Mr. Obi visited the Ezu River in Amansea, a border town with Enugu State, the scene where the corpses were still floating on Sunday.
He described the discovery as “mindless killing” and dumping of the corpses as “barbaric and shocking.”
“What happened here is unacceptable in any decent society. Human life and blood is sacred and all of us must respect the sanctity of human life,” Mr. Obi said.
Mr. Obi assured that Anambra and Enugu state governments would have no stone unturned to get to the root of the matter, irrespective of whom the victims were.
The governor said that human life was sacred and people should respect the sanctity of human life.
He said that such barbaric act should be condemned in a decent society at this time and age.
Mr. Obi directed the police to commence immediate recovering and evacuation of the bodies while the joint investigation by the police in Anambra and Enugu State commands had commenced.
The governor assured that the two state governments have considered arrangement to provide alternative source of regular water supply.
Mr. Obi, who was accompanied by the State Police Commissioner, Mr Bala Nassarawa and other top government officials, urged the people to remain calm as the state governments were on top of the situation.
The governor explained that he had to cut short his overseas trip to come and see things for himself.
He said that Anambra and Enugu state Governments were joining hands to investigate the incident to get to the very end of it.
“The police have been directed to move in their homicide teams and recover the bodies,” he said.
The governor directed residents of the two communities bordering the river, Amansea in Anambra and Ugwuoba in Enugu State, to desist from fetching water from the river until the river was cleared and cleaned up.
Mr. Obi implored the communities around the area to desist from using the water from the river in order to avoid health issues.
He said the communities would be supplied with potable water in the meantime.

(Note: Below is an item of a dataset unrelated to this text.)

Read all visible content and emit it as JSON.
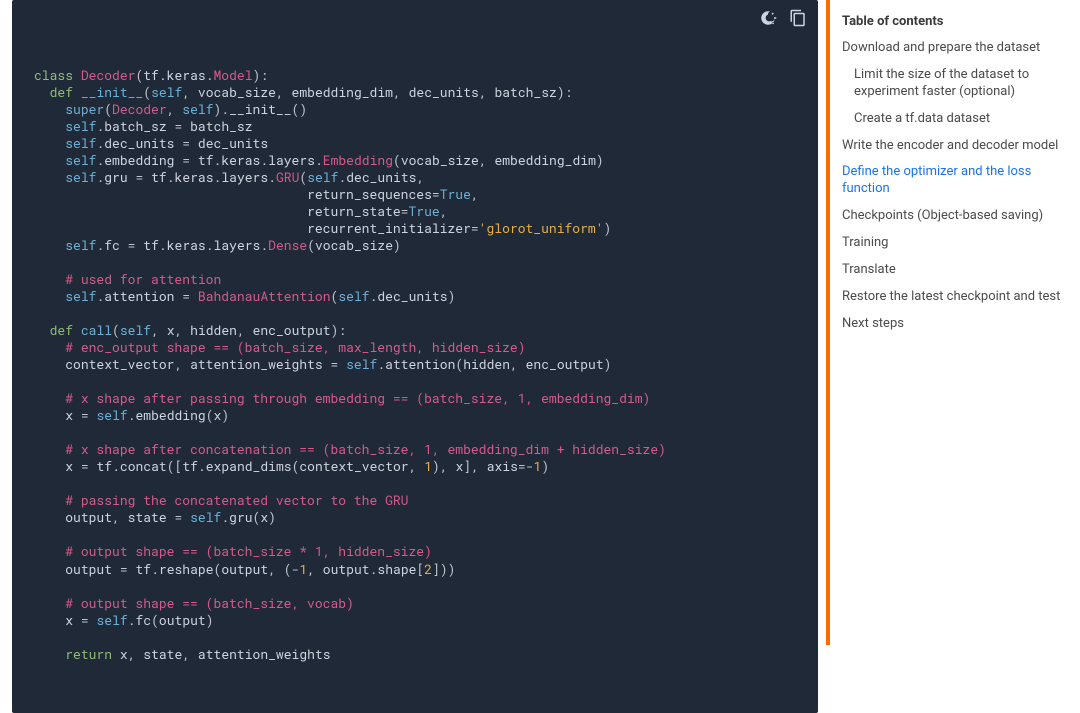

Meanwhile, the evacuation of the bodies begun at about 4 p.m. on Sunday with a discovery of three additional corpses, bringing the total number to 18.
The evacuation was done by some officials in traditional canoes, who moved around the river retrieving bodies to a designated place, apparently for mass burial.
Also on duty for the evacuation were pathologists from the Police and state government, who were expected to carry out autopsy on some of the bodies retrieved.
A NAN check further reveals that the state government has started supplying water to the residents of Amansea, who hitherto depended on the polluted Ezu River for their routine water needs.
Some articulated vehicle water tankers were stationed in strategic areas in Amansea, supplying water to the needy people.
The State Commissioner for Local Government Affairs, Azuka Enemuo, confirmed the evacuation exercise and water supply.
“We will commence drilling of boreholes on Monday to further ameliorate the water plights of the community.”
However, residents of the two neighbouring communities have raised concerns about the health consequences of allowing the corpses to pollute the river, which they depend on for domestic use and economic activities.
Benjamin Onwuneme, a resident of Amansea, said the people depended on the river for a number of economic activities, including fishing and sand excavation.